De Hoop Scheffer (file photo)
NATO Secretary-General Jaap de Hoop Scheffer has affirmed that the alliance plans to expand its operations into western Afghanistan in advance of the next round of elections. Yesterday, de Hoop Scheffer told the Council on Foreign Relations, an independent policy institute, that extra NATO battalions will be committed to help safeguard parliamentary elections due to be held in the spring. There are currently about 9,000 NATO-led forces in Afghanistan, most of them in the Kabul area. De Hoop Scheffer did not say how many new forces would be committed to the country.
New York, 12 November 2004 (RFE/RL) -- NATO Secretary-General Jaap de Hoop Scheffer said yesterday that the current situation in Afghanistan makes it logistically viable for the alliance to expand its operations there.
"We have lived up to our promises, and at the moment the signs are good that NATO is going to expand ISAF -- the International Security Assistance Force -- into the west of Afghanistan," de Hoop Scheffer said. "We have covered the north now with a number of so-called Provincial Reconstruction Teams. We will now go west, setting up what we call a 'forward support base' in Herat, and then we want to move counterclockwise to the south and the southeast of Afghanistan, as well."
De Hoop Scheffer said that NATO's forces in the country have, in general, been received well by the Afghan people. Asked why NATO, originally created to provide security for Western Europe, is now operating in Afghanistan, the secretary-general said the terrorist attacks of 11 September 2001 brought about a major shift in NATO policy.
"What is NATO doing in Afghanistan? Defending values at the Hindu Kush in the present day international climate," de Hoop Scheffer said. "We have to fight terrorism wherever it emerges. If we don't do it at the Hindu Kush, it will end up at our doorstep. In other words, this perception gap in the long run must be closed and must be healed -- that is, for NATO's future, of the utmost importance."
Another priority for NATO in Afghanistan, he said, will be providing additional security during parliamentary elections, scheduled for April. The secretary-general said that extra NATO battalions will be committed.
De Hoop Scheffer described NATO's operations in Afghanistan as a "moderate success." But he warned that without deeper involvement by the international community in the fight against drug production and drug trafficking in Afghanistan, NATO's ability to ensure the country's stability will be limited.
Referring to Afghanistan's neighbors, de Hoop Scheffer underlined the strategic role the Central Asian states play in the fight against terrorism.
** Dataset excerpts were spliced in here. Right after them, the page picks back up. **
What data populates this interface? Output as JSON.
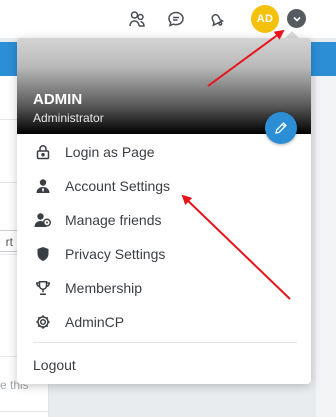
{
  "topbar": {
    "icons": [
      "friends-icon",
      "chat-icon",
      "bell-icon"
    ],
    "avatar_initials": "AD"
  },
  "background": {
    "sort_fragment": "rt by",
    "text_fragment": "e this"
  },
  "dropdown": {
    "user_name": "ADMIN",
    "user_role": "Administrator",
    "items": [
      {
        "label": "Login as Page",
        "icon": "lock-icon"
      },
      {
        "label": "Account Settings",
        "icon": "user-settings-icon"
      },
      {
        "label": "Manage friends",
        "icon": "manage-friends-icon"
      },
      {
        "label": "Privacy Settings",
        "icon": "shield-icon"
      },
      {
        "label": "Membership",
        "icon": "trophy-icon"
      },
      {
        "label": "AdminCP",
        "icon": "gear-icon"
      }
    ],
    "logout_label": "Logout"
  },
  "colors": {
    "accent": "#2c8fd6",
    "avatar": "#f4c20d",
    "annotation": "#e8141b"
  }
}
Having just returned from a trip to Central Asia and the Caucasus, de Hoop Scheffer said he envisions closer cooperation with these states.
"We need, by the way, Central Asian nations, and the Caucasian nations [to] play an important role in supporting the ISAF operation because we need the lines of communication -- to say in military terms -- [and] transit agreements with the Central Asians, to see that we can adequately run the ISAF operation in Afghanistan," de Hoop Scheffer said.
De Hoop Scheffer said Georgia, Azerbaijan, and Armenia have all expressed interest in closer cooperation with NATO in its Partnership for Peace program.
"They all want to extend their partnership with NATO. Even Armenia has now applied for the so-called Individual Partnership Action Program, which means that we are going to develop a tailored, Armenia-tailored partnership program with that country, with Yerevan," de Hoop Scheffer said. "That goes for the Central Asian nations, as well. So that partnership is developing very well."
De Hoop Scheffer stressed that Turkey is playing a particularly active role in the Partnership for Peace program.